Because it's the fucking jam.


*a resurrected form of the label Track and I failed to launch a couple years ago, its only legacy being a grip of unused stickers and some website drama, which is why there's no link.

**40 Cal needs to think in terms of quantity, not quality. There's a lot of potential there and lines like "I make your father cop like Carl Winslow" and "if you flip like T-Mobile, I can make you a Sidekick" are genuinely nice, the kind of shit Big L would be spitting were he still alive and rapping about crack (I got my own theories about where L would be and what this would mean for Harlem/Dipset, but that's for another post), but too many of 40's punchlines are on some "my gun bigger than (large object)" or something equally inane.

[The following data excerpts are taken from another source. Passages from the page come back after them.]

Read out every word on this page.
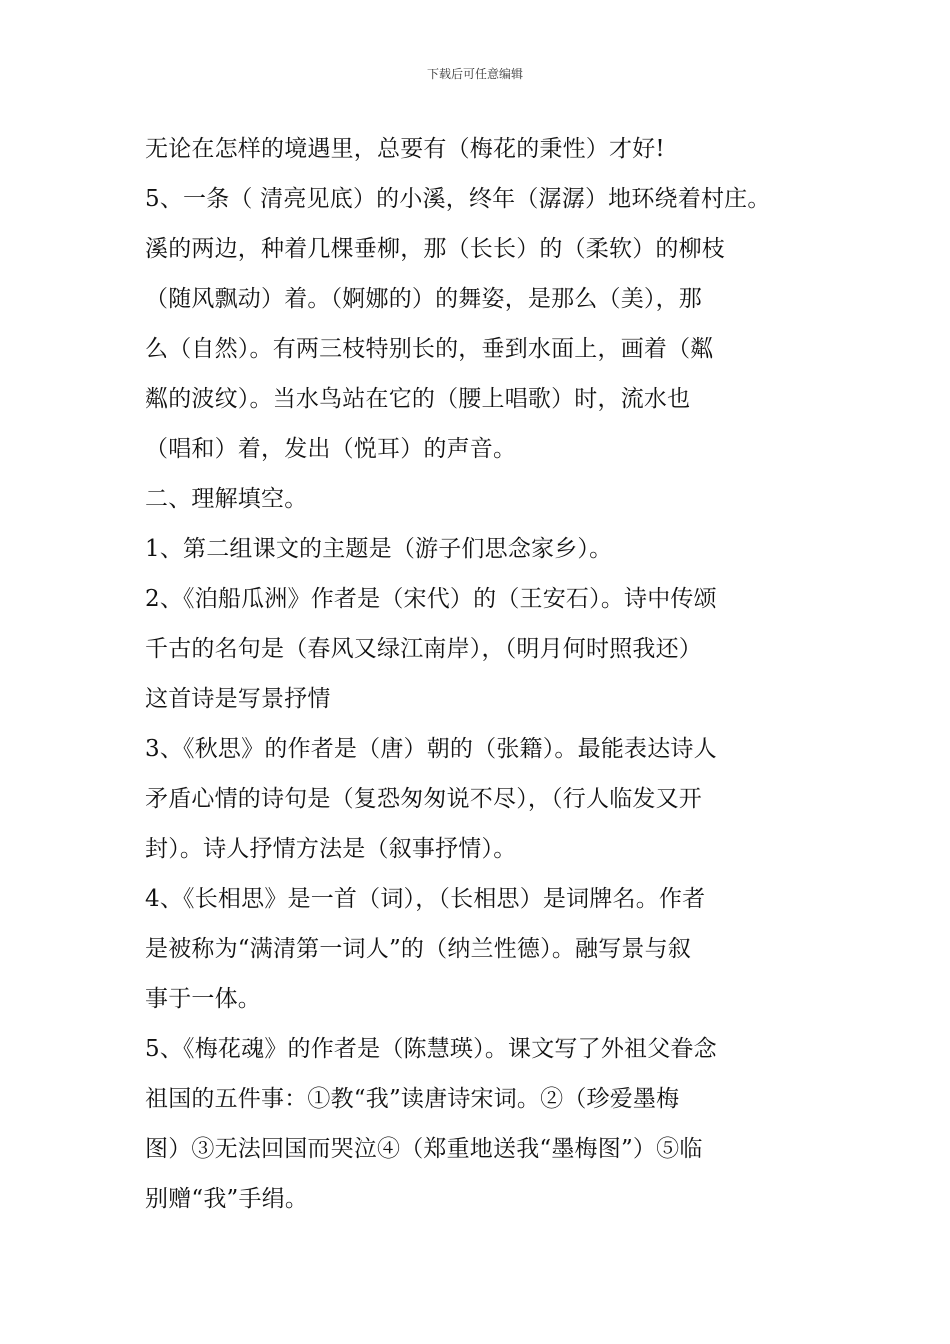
下载后可任意编辑
无论在怎样的境遇里，总要有（梅花的秉性）才好!
5、一条（ 清亮见底）的小溪，终年（潺潺）地环绕着村庄。
溪的两边，种着几棵垂柳，那（长长）的（柔软）的柳枝
（随风飘动）着。（婀娜的）的舞姿，是那么（美），那
么（自然）。有两三枝特别长的，垂到水面上，画着（粼
粼的波纹）。当水鸟站在它的（腰上唱歌）时，流水也
（唱和）着，发出（悦耳）的声音。
二、理解填空。
1、第二组课文的主题是（游子们思念家乡）。
2、《泊船瓜洲》作者是（宋代）的（王安石）。诗中传颂
千古的名句是（春风又绿江南岸），（明月何时照我还）
这首诗是写景抒情
3、《秋思》的作者是（唐）朝的（张籍）。最能表达诗人
矛盾心情的诗句是（复恐匆匆说不尽），（行人临发又开
封）。诗人抒情方法是（叙事抒情）。
4、《长相思》是一首（词），（长相思）是词牌名。作者
是被称为“满清第一词人”的（纳兰性德）。融写景与叙
事于一体。
5、《梅花魂》的作者是（陈慧瑛）。课文写了外祖父眷念
祖国的五件事：①教“我”读唐诗宋词。②（珍爱墨梅
图）③无法回国而哭泣④（郑重地送我“墨梅图”）⑤临
别赠“我”手绢。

***I was originally just gonna write that these tracks have names like "we work styles" or some shit, but then did the knowledge and realized that track actually exists.

****Back when I got shit for playing "1-Luv" on my college radio show because it was "commercial rap," so I stole the fucking record. Let em know mayne.

*****Does anybody rep where they used to live harder than Doon Coon? Dude's always talking about how he's from Alabama. Maybe they give him shit for reppin the Bay when he wasn't born there.

Saturday, July 01, 2006

ever since I was a snot-nose

Granted, yes, you don't want your kid to have a tragic, career-ending injury that truncates his/her possible all-star career into TecmoBowl fame only, or an embarassing testimony before congress which would later peg him/her as a disgraceful hypocrite. But these Rated Rookie and Future Star shirts are still ill. If I had kids, they would be a great way for me to project my own longing for my lost youth and innocence onto them.

GW9K: give the people some draft analysis because for damn sure I can't do it.